2. Buna çok dikkatli olmak zorunda olmayı da ekleyelim…
Kim ne derse desin öğretmenler öğrencileri tarafından rol modeli olarak alınmaya en yakın kişilerdir. Günlerinin büyük kısmını birlikte geçirdikleri öğrencilerin üstünde bir laflarının, tek bir sözlerinin, hatta bakışlarının bile etkisi çok büyük olur. Özellikle küçük yaştaki öğrencilerle çalışan öğretmenler bilir; öğrencilerinin zihinleri bembeyaz bir tahtaya benzer. İşte bu yüzden öğretmenler her zaman söylediklerinin ve yaptıklarının farkında olarak davranmak için ellerinden geleni yaparlar.
3. Birine bir şey öğretmek dünyanın en zor şeylerindendir
En son ne zaman birine bir şey öğrettiniz? Öğretmenlerin mesleğinin kolay olduğunu söylemeden önce birkaç dakikalığına bunu düşünün. Ve hayır, kendi kuşağınızdan olmayan birine akıllı telefon kullanmayı öğretmekten bahsetmiyoruz…
4. Velilerle uğraşmak her zaman çok kolay olmayabilir…
Sınıfın toplu başarısı kadar öğrencilerin bireysel başarıları da bir öğretmenin sürekli önceliklerindendir. E tahmin edersiniz, her öğrenci bir diğeri kadar başarılı olamayabilir, bunun da elbet pek çok farklı sebebi vardır ama bunu öğrencinin anne babasına makul şekilde izah edebilmek başlı başına bir sanattır.
5. Ödev kontrolleri sanıldığı kadar kolay değildir
Ödev vermek kolay diye düşünüyorsunuz ama o ödevlerin nasıl kontrol edildiği pek umurunuzda değil. Ortalama bir sınıftaki öğrenci sayısı okulun niteliğine göre değişse de, en basit hesaptan 20 kişilik, 4 sınıfı olan bir öğretmen günde en az 40-60 öğrencinin ödevlerini kontrol etmek zorundadır. Bir dersin 40-50 dakika arasında olduğunu düşünelim; yoklamayı, öğrencileri derse hazırlamayı da ekleyip kalan zamanda dersi anlatmak için ne kadar zamanı kaldığını bir hesap edin bakalım. (Sınav kağıtlarını okumaktan bahsetmiyoruz bile…)
6. Öğrencilerin sosyal davranışları da sorumlulukları arasındadır
Bir öğretmenin sorumluluğu öğrencilerine dersleri öğretip sınavlarında başarılı olmalarını sağlamaktan çok ötesidir. Öğrenci içine mi kapandı, agresifleşti mi, sınıfın düzenini bozan davranışlarda mı bulunuyor, bunun sebebi ne olabilir gibi sorularla boğuşurlar sene boyunca. Hatta yeri geldiğinde okul dışındaki davranışlarından da sorumlu hissederler kendilerini; öğrencilerinin hayatlarında olan bitenden de sorumlu hissettirir öğretmenlik insana kendini.

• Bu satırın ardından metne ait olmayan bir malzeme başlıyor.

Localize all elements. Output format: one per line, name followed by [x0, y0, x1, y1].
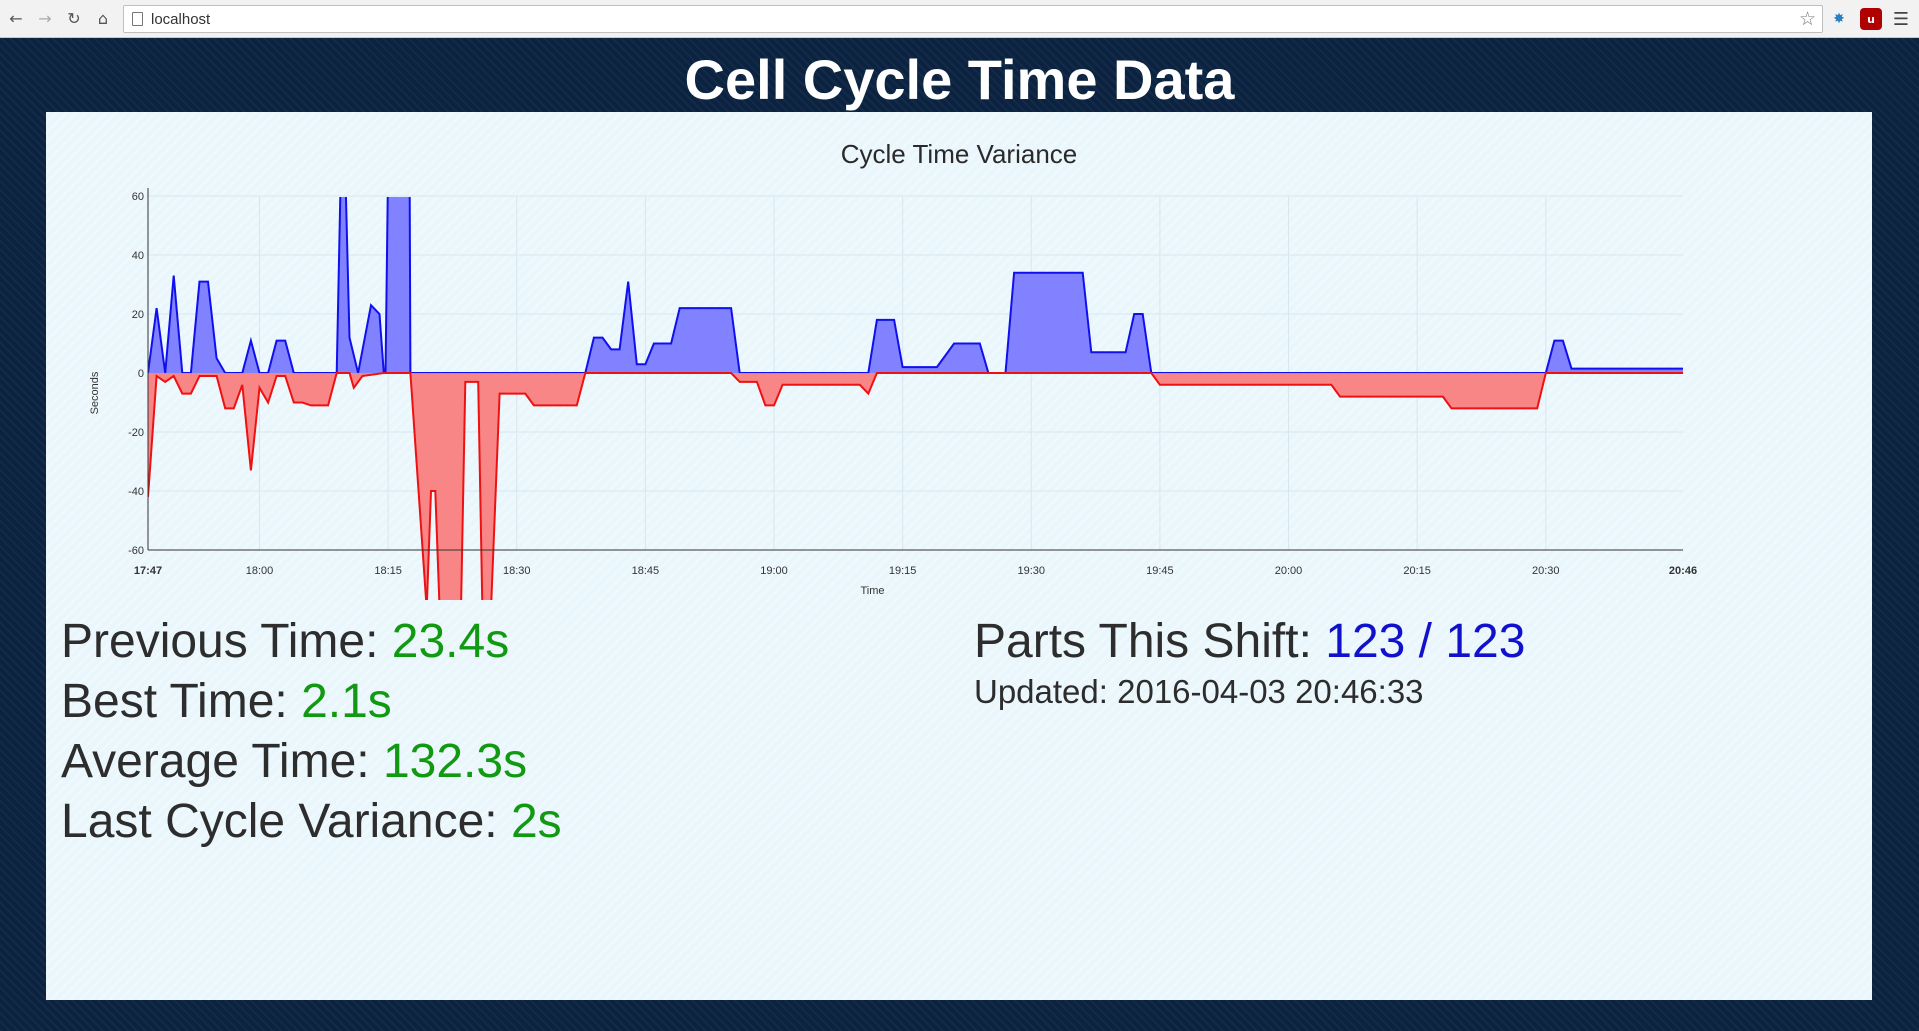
y-tick-label: 60 — [132, 191, 144, 203]
best-time-label: Best Time: — [61, 675, 288, 728]
best-time: Best Time: 2.1s — [61, 672, 562, 732]
star-icon[interactable]: ☆ — [1798, 8, 1816, 30]
browser-toolbar: ← → ↻ ⌂ localhost ☆ ✸ u ☰ — [0, 0, 1919, 38]
back-icon[interactable]: ← — [9, 9, 23, 28]
parts-value: 123 / 123 — [1325, 615, 1526, 668]
y-tick-label: -20 — [128, 427, 144, 439]
x-tick-label: 19:30 — [1018, 565, 1046, 577]
page-icon — [132, 12, 143, 26]
extension-icon[interactable]: ✸ — [1833, 11, 1845, 27]
cycle-time-chart: 60 40 20 0 -20 -40 -60 17:47 18:00 18:15 18:30 18:4… — [89, 188, 1697, 600]
content-panel: Cycle Time Variance 60 40 20 0 -20 -40 -60 17:4… — [46, 112, 1872, 1000]
positive-line — [148, 197, 1683, 374]
last-cycle-variance-label: Last Cycle Variance: — [61, 795, 498, 848]
previous-time: Previous Time: 23.4s — [61, 612, 562, 672]
x-axis-label: Time — [860, 585, 884, 597]
negative-area — [148, 373, 1683, 600]
y-tick-label: -60 — [128, 545, 144, 557]
forward-icon[interactable]: → — [38, 9, 52, 28]
average-time-value: 132.3s — [382, 735, 528, 788]
x-tick-label: 19:15 — [889, 565, 917, 577]
menu-icon[interactable]: ☰ — [1892, 8, 1910, 30]
best-time-value: 2.1s — [301, 675, 392, 728]
y-tick-label: 0 — [138, 368, 144, 380]
parts-this-shift: Parts This Shift: 123 / 123 — [974, 612, 1525, 672]
previous-time-value: 23.4s — [391, 615, 510, 668]
average-time-label: Average Time: — [61, 735, 370, 788]
y-axis-label: Seconds — [89, 371, 101, 414]
chart-title: Cycle Time Variance — [840, 139, 1078, 169]
last-cycle-variance-value: 2s — [510, 795, 562, 848]
home-icon[interactable]: ⌂ — [97, 9, 109, 28]
parts-label: Parts This Shift: — [974, 615, 1312, 668]
x-tick-label: 18:15 — [374, 565, 402, 577]
x-tick-label: 20:46 — [1669, 565, 1697, 577]
previous-time-label: Previous Time: — [61, 615, 379, 668]
updated-label: Updated: — [974, 673, 1108, 710]
x-tick-label: 17:47 — [134, 565, 162, 577]
y-tick-label: -40 — [128, 486, 144, 498]
page-title: Cell Cycle Time Data — [684, 48, 1235, 111]
y-tick-label: 20 — [132, 309, 144, 321]
stats-right: Parts This Shift: 123 / 123 Updated: 201… — [974, 612, 1525, 712]
x-tick-label: 20:30 — [1532, 565, 1560, 577]
average-time: Average Time: 132.3s — [61, 732, 562, 792]
reload-icon[interactable]: ↻ — [67, 9, 81, 28]
x-tick-label: 20:00 — [1275, 565, 1303, 577]
y-tick-label: 40 — [132, 250, 144, 262]
x-tick-label: 19:00 — [760, 565, 788, 577]
stats-left: Previous Time: 23.4s Best Time: 2.1s Ave… — [61, 612, 562, 852]
address-text[interactable]: localhost — [151, 10, 211, 28]
x-tick-label: 20:15 — [1403, 565, 1431, 577]
address-bar[interactable]: localhost ☆ — [123, 5, 1823, 33]
x-tick-label: 18:30 — [503, 565, 531, 577]
updated-timestamp: Updated: 2016-04-03 20:46:33 — [974, 672, 1525, 712]
x-tick-label: 18:45 — [632, 565, 660, 577]
x-tick-label: 19:45 — [1146, 565, 1174, 577]
x-tick-label: 18:00 — [246, 565, 274, 577]
positive-area — [148, 197, 1683, 373]
last-cycle-variance: Last Cycle Variance: 2s — [61, 792, 562, 852]
updated-value: 2016-04-03 20:46:33 — [1117, 673, 1424, 710]
ublock-icon[interactable]: u — [1860, 8, 1882, 30]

7. Öğretmenlik ve vicdan arasında çok kuvvetli bir bağ vardır
Buna genel meslek ahlakı çerçevesinden de bakılabilir. Elbet herkes çalıştığı işte verimli olmayı, aldığı parayı hak etmeyi ister. Fakat öğretmenlikte vicdani muhasebe bunların üstündedir. Öğrencisinin okumayı sökememesi, sınavından düşük not alması ya da orta okul, lise giriş sınavlarında dilediği okula gidememesi bir öğretmenin kendini, mesleki yeterliliğini sorgulamasına neden olur, hatta çoğu öğretmen bunu büyütüp, tüm sorumluluğu üstlerine alırlar.
8. Teknolojiyle içli dışlı olmak zorundalardır
Küçük çocuklar ve gençler toplumun dönemsel değişikliklerin en çabuk yansıdığı kesimini oluşturur, kendilerini yeni teknolojilere en kolay şekilde adapte edenlerdir onlar; doğal olarak bir öğretmen de her zaman onları yakalayabileceği, ilgilerini çeken bir şeylerle karşılarına çıkmayı kendine görev bellemiştir. Yani onca saat ders anlatıp eve geldikten sonra işi bitmez öğretmenin; akşamlarını da öğrencilerini yakalayacak, dersini daha verimli ve ilginç kılacak şeyler arayarak geçirir.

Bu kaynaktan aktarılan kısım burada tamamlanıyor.